This makes me feel physically sick.
What happened to going into medicine to help people? Or learning by 'standing on the shoulders of giants?'
The hypocratic oath says "first, do no harm", right? I am thinking doctors should be forced to regularly re take their oath in the same way older folks might need to retake their driving licence to prove they are still safe to hold said licence.
This idealized version of medicine never existed. It was always what people hoped it would be, but in real life people mostly just do their job as it is required to keep it, never have the big picture or the time and resources to do everything.
It's a lot like the fictionalized version of the past that reactionaries love to depict, how life used to be so simple and good, when in reality what they are thinking of is simply the time when they were children and didn't know about all the bad things that have always happened.

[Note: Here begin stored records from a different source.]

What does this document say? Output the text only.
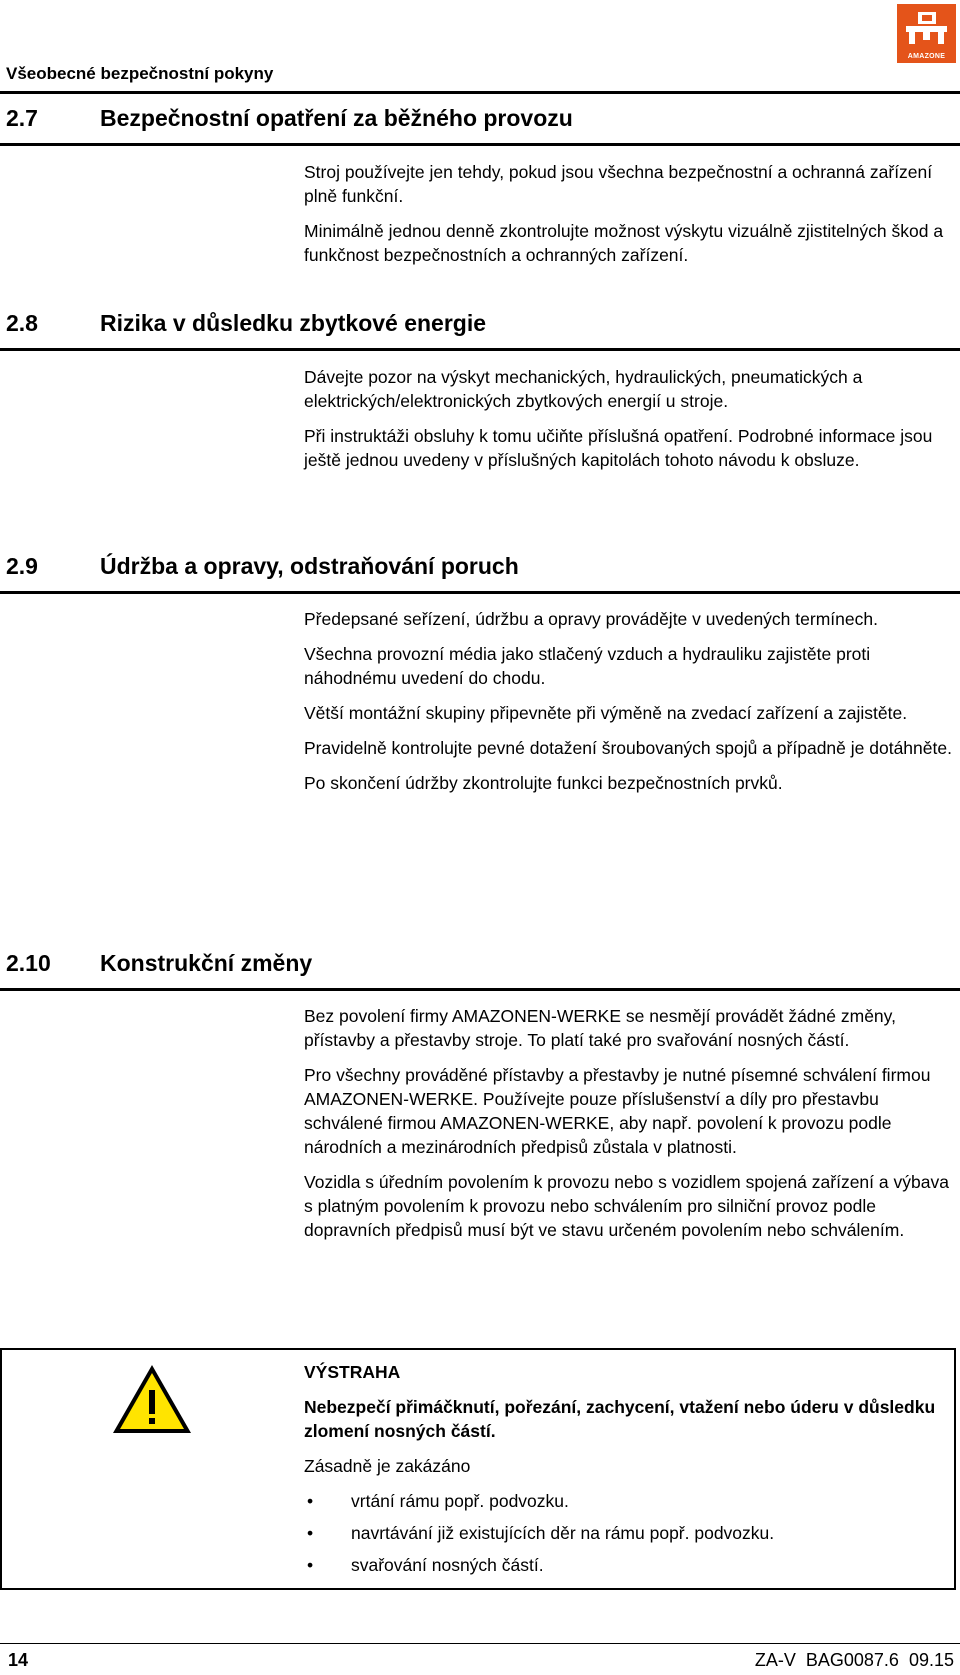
Všeobecné bezpečnostní pokyny
AMAZONE
2.7	Bezpečnostní opatření za běžného provozu

Stroj používejte jen tehdy, pokud jsou všechna bezpečnostní a ochranná zařízení plně funkční.

Minimálně jednou denně zkontrolujte možnost výskytu vizuálně zjistitelných škod a funkčnost bezpečnostních a ochranných zařízení.

2.8	Rizika v důsledku zbytkové energie

Dávejte pozor na výskyt mechanických, hydraulických, pneumatických a elektrických/elektronických zbytkových energií u stroje.

Při instruktáži obsluhy k tomu učiňte příslušná opatření. Podrobné informace jsou ještě jednou uvedeny v příslušných kapitolách tohoto návodu k obsluze.

2.9	Údržba a opravy, odstraňování poruch

Předepsané seřízení, údržbu a opravy provádějte v uvedených termínech.

Všechna provozní média jako stlačený vzduch a hydrauliku zajistěte proti náhodnému uvedení do chodu.

Větší montážní skupiny připevněte při výměně na zvedací zařízení a zajistěte.

Pravidelně kontrolujte pevné dotažení šroubovaných spojů a případně je dotáhněte.

Po skončení údržby zkontrolujte funkci bezpečnostních prvků.

2.10 Konstrukční změny

Bez povolení firmy AMAZONEN-WERKE se nesmějí provádět žádné změny, přístavby a přestavby stroje. To platí také pro svařování nosných částí.

Pro všechny prováděné přístavby a přestavby je nutné písemné schválení firmou AMAZONEN-WERKE. Používejte pouze příslušenství a díly pro přestavbu schválené firmou AMAZONEN-WERKE, aby např. povolení k provozu podle národních a mezinárodních předpisů zůstala v platnosti.

Vozidla s úředním povolením k provozu nebo s vozidlem spojená zařízení a výbava s platným povolením k provozu nebo schválením pro silniční provoz podle dopravních předpisů musí být ve stavu určeném povolením nebo schválením.

VÝSTRAHA

Nebezpečí přimáčknutí, pořezání, zachycení, vtažení nebo úderu v důsledku zlomení nosných částí.

Zásadně je zakázáno

• vrtání rámu popř. podvozku.
• navrtávání již existujících děr na rámu popř. podvozku.
• svařování nosných částí.
14	ZA-V  BAG0087.6  09.15
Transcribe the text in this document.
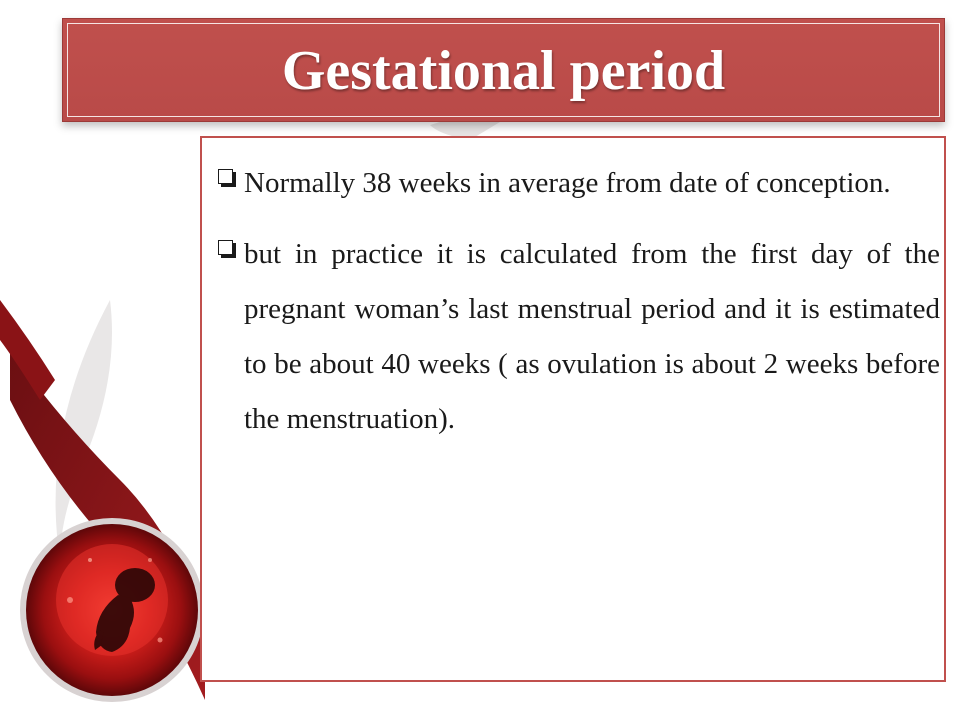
Gestational period
Normally 38 weeks in average from date of conception.
but in practice it is calculated from the first day of the pregnant woman’s last menstrual period and it is estimated to be about 40 weeks ( as ovulation is about 2 weeks before the menstruation).
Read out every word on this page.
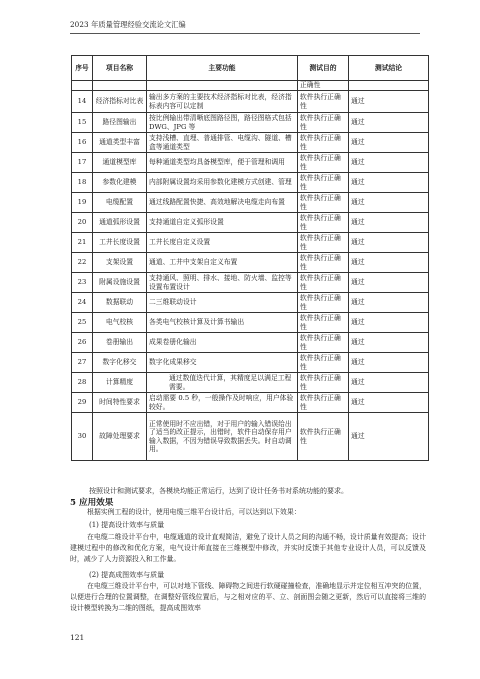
2023 年质量管理经验交流论文汇编
序号	项目名称	主要功能	测试目的	测试结论
			正确性	
14	经济指标对比表	输出多方案的主要技术经济指标对比表，经济指标表内容可以定制	软件执行正确性	通过
15	路径图输出	按比例输出带清晰底图路径图，路径图格式包括 DWG、JPG 等	软件执行正确性	通过
16	通道类型丰富	支持浅槽、直埋、普通排管、电缆沟、隧道、槽盒等通道类型	软件执行正确性	通过
17	通道模型库	每种通道类型均具备模型库，便于管理和调用	软件执行正确性	通过
18	参数化建模	内部附属设置均采用参数化建模方式创建、管理	软件执行正确性	通过
19	电缆配置	通过线路配置快捷、高效地解决电缆走向布置	软件执行正确性	通过
20	通道弧形设置	支持通道自定义弧形设置	软件执行正确性	通过
21	工井长度设置	工井长度自定义设置	软件执行正确性	通过
22	支架设置	通道、工井中支架自定义布置	软件执行正确性	通过
23	附属设施设置	支持通风、照明、排水、接地、防火墙、监控等设置布置设计	软件执行正确性	通过
24	数据联动	二三维联动设计	软件执行正确性	通过
25	电气校核	各类电气校核计算及计算书输出	软件执行正确性	通过
26	卷册输出	成果卷册化输出	软件执行正确性	通过
27	数字化移交	数字化成果移交	软件执行正确性	通过
28	计算精度	通过数值迭代计算，其精度足以满足工程需要。	软件执行正确性	通过
29	时间特性要求	启动需要 0.5 秒，一般操作及时响应，用户体验较好。	软件执行正确性	通过
30	故障处理要求	正常使用时不应出错，对于用户的输入错误给出了适当的改正提示，出错时，软件自动保存用户输入数据，不因为错误导致数据丢失。时自动调用。	软件执行正确性	通过
按照设计和测试要求，各模块均能正常运行，达到了设计任务书对系统功能的要求。
5 应用效果
根据实例工程的设计，使用电缆三维平台设计后，可以达到以下效果：
(1) 提高设计效率与质量
在电缆二维设计平台中，电缆通道的设计直观简洁，避免了设计人员之间的沟通不畅，设计质量有效提高；设计建模过程中的修改和优化方案，电气设计师直接在三维模型中修改，并实时反馈于其他专业设计人员，可以反馈及时，减少了人力资源投入和工作量。
(2) 提高成图效率与质量
在电缆三维设计平台中，可以对地下管线、障碍物之间进行软硬碰撞检查，准确地显示并定位相互冲突的位置，以便进行合理的位置调整，在调整好管线位置后，与之相对应的平、立、剖面图会随之更新，然后可以直接将三维的设计模型转换为二维的图纸，提高成图效率
121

Medicine has been around for millennia, mostly based on clinical experience, and it was only around the turn of the 20th century, with science, that it started doing more good than harm. All these ideologues have is beliefs based on their clinical experience, they have no science, and no science doesn't work in healthcare. The "first do no harm" slogan is just that, a slogan, a feel-good idealized version that doesn't work in real life because the capacity to help everyone still doesn't exist.
I genuinely think that AI will be completely transformative and be able to realize that idealized version of health care, because what's in shortest supply is time, there are simply not enough doctors and clinics and hospitals with the time they need to really solve problems. Most experts will work for months, years even, on projects, with huge oversight and process. Doctors sometimes have to make life-altering decisions in a few minutes, with barely any information, and entirely alone. This is simply not a recipe for success. All experts would fare just as poorly in those conditions.
It's technology that matters in the end, and although technology has started improving the back-end of medicine, it hasn't even begun to be used at the interface where patients are involved. Even after the pandemic we can't even get them to routinely do remote medicine, even though hundreds of millions would benefit from it.